Según mencionó, el Sumo Pontífice es continuidad, no ruptura. “No pretende revolucionar la fe y la moral; lo único que ha querido es interpretarlas desde el Evangelio. Convertirlas en anuncio, más que en una mera doctrina”. 

Para lograrlo, Mons. Javier destacó que el Santo Padre utiliza un lenguaje sencillo, pero no “simplificador”. “Un lenguaje total, que conjuga palabra y gesto, un ejemplo de eso es que asumió el episcopado como un servicio, y no como un privilegio”.

Habló también sobre la conversión pastoral y misionera propuesta por el Vicario de Cristo y cuya clave es ser una “Iglesia en salida”.

“La evangelización, insiste el Papa Francisco, debe hacerse desde la alegría que se produce en el encuentro con la Persona de Cristo”, expresó Mons.
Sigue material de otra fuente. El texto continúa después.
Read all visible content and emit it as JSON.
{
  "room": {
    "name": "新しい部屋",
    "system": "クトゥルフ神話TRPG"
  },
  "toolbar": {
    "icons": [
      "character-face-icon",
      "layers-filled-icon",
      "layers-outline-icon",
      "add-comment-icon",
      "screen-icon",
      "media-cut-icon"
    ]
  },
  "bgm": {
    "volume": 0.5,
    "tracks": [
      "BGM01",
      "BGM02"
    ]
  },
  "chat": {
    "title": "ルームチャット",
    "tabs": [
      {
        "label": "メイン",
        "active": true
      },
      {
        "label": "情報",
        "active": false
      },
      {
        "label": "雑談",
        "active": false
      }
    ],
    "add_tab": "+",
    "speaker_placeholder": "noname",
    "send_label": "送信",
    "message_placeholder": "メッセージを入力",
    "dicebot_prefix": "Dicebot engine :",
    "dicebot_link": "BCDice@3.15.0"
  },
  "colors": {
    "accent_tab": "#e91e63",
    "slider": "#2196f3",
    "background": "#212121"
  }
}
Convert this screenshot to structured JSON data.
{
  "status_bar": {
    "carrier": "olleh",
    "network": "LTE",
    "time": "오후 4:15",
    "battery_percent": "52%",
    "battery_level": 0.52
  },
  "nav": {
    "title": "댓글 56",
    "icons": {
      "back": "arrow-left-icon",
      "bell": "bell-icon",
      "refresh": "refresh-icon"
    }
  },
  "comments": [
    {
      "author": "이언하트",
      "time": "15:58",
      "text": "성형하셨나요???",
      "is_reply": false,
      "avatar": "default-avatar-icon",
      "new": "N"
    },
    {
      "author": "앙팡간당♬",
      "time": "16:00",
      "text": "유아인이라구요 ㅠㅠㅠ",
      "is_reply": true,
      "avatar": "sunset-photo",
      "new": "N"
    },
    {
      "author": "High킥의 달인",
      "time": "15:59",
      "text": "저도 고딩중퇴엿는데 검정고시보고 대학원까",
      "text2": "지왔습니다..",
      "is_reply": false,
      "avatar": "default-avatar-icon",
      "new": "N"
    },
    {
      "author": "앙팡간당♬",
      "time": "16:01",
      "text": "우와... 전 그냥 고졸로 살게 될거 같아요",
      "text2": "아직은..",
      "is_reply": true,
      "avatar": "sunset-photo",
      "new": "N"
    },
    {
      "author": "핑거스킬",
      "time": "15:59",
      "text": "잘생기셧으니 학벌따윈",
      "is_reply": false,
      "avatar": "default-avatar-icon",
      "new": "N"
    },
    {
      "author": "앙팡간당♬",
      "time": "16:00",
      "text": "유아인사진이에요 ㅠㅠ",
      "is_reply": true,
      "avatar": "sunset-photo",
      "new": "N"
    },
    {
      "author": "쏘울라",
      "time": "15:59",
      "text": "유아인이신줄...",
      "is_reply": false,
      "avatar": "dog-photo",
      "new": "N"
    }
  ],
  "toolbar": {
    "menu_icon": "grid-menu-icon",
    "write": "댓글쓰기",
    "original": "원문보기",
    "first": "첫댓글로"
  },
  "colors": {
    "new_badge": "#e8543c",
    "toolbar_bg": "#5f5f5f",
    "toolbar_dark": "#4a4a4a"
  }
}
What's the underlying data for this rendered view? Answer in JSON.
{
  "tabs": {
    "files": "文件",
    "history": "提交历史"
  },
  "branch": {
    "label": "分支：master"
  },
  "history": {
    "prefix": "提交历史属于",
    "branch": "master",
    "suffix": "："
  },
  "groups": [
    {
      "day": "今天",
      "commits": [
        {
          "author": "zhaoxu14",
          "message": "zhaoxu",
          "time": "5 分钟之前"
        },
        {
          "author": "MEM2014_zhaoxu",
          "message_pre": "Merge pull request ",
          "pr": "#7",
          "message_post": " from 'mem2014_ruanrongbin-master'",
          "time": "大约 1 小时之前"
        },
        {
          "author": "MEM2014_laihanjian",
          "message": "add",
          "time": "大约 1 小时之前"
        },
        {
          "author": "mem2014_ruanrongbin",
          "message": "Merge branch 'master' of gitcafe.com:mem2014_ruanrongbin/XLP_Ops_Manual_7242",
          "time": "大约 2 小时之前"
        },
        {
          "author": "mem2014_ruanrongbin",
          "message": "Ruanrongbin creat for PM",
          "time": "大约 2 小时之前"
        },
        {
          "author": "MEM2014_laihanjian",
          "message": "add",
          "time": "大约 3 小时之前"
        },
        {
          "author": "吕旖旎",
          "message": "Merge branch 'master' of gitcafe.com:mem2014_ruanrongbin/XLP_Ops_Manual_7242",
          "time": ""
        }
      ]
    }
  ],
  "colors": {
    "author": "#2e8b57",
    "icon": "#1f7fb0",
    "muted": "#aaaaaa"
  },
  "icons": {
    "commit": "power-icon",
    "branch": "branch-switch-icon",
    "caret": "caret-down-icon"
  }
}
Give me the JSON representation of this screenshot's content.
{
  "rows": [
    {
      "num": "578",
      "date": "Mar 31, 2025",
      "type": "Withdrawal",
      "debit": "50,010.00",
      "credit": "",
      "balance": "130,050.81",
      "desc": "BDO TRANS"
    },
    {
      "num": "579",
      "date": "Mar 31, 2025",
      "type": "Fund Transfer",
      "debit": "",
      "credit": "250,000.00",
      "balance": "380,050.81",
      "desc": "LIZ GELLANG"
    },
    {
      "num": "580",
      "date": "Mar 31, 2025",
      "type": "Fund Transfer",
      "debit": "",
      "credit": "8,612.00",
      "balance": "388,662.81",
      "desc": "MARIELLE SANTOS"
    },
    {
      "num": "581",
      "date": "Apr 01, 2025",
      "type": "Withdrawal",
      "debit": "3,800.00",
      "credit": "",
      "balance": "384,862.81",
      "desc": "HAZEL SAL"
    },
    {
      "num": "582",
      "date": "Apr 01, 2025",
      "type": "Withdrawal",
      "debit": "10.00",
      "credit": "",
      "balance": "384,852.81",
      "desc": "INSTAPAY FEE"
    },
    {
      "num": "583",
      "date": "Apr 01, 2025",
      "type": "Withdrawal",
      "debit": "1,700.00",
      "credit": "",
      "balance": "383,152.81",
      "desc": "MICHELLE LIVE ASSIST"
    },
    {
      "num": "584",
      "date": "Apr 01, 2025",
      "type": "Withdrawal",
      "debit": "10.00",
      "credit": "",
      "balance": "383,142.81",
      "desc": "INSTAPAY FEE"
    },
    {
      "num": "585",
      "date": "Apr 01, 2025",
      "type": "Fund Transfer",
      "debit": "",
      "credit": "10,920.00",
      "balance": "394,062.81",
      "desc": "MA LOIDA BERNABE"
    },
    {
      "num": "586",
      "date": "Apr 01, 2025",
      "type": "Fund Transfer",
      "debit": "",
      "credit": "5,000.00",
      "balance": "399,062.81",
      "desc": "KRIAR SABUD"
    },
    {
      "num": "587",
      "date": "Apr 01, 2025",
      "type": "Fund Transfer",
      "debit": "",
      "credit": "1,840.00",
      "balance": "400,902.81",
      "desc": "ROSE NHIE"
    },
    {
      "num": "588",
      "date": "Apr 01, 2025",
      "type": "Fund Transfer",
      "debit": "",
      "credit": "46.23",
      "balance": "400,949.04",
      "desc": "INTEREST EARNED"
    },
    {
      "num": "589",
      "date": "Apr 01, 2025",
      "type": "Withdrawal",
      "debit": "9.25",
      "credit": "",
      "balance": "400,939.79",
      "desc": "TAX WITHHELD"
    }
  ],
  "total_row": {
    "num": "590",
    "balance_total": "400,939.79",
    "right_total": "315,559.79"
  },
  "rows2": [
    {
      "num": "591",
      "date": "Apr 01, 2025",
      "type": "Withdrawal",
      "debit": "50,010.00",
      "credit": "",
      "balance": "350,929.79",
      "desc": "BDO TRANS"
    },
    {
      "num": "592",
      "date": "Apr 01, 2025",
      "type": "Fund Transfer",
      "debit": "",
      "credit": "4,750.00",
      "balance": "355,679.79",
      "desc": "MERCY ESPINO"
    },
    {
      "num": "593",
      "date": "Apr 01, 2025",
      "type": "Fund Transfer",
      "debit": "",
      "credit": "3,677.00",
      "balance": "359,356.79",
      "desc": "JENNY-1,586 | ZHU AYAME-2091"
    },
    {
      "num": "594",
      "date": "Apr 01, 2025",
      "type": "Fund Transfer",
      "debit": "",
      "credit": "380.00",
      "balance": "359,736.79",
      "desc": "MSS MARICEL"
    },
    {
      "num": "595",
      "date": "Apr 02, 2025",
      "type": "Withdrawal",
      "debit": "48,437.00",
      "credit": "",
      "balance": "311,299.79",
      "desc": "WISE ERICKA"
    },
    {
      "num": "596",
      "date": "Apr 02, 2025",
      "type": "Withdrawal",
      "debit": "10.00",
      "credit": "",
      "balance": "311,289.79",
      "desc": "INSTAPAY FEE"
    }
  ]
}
Javier, para quien la palabra clave del pontificado del Papa Francisco es: Misericordia.

Resaltó que el Santo Padre enseña que también el Evangelio es tender puentes, no crear barreras. “Pedro y Pablo son ejemplo de ello, pues a través de su ministerio, judíos y gentiles fueron congregados en la única familia de Cristo”. 

“El Papa nos ha estado recordando la importancia de una Iglesia en diálogo, tanto hacia el interno, desde la sinodalidad, como hacia el externo, señalando espacios comunes donde nos podemos aproximar a todos los hombres y mujeres de buena voluntad, tal como la preocupación por el futuro de nuestra Casa Común”, agregó.

 

Ser persona de encuentro

El Santo Padre -dijo Monseñor- “nos presenta todo un programa pastoral que nos debe de inquietar y llevarnos a cuestionar cómo estamos viviendo la misión que el Señor nos ha encomendado”.

Y continuó: “Una misión que pasa por hacer opciones concretas dentro de la sociedad: los pobres, los migrantes, los excluidos, los enfermos, los ancianos, los que no se pueden defender, como los niños en el vientre de sus madres, las familias y el cuido de la creación”.

El Papa realmente -dijo- nos está lanzando con mucha audacia, “y por eso rezamos tanto por él para que el Señor le dé la fortaleza en esta tarea que ha emprendido”. 

En cada una de sus predicaciones y encuentros -destacó el Obispo de Limón- el Santo Padre quiere descubrir nuevamente la dimensión del amor que se ve, que se toca, del cariño y de la ternura. “Quiere que la Iglesia sea una caricia, un bálsamo de aquellos que hoy sufren, pasan hambre y mueren en la indiferencia y el olvido, también aquí en Costa Rica. Yo doy testimonio de ello por la gravísima situación de la que soy testigo en las comunidades indígenas más alejadas de la Cordillera de Talamanca”, testimonió.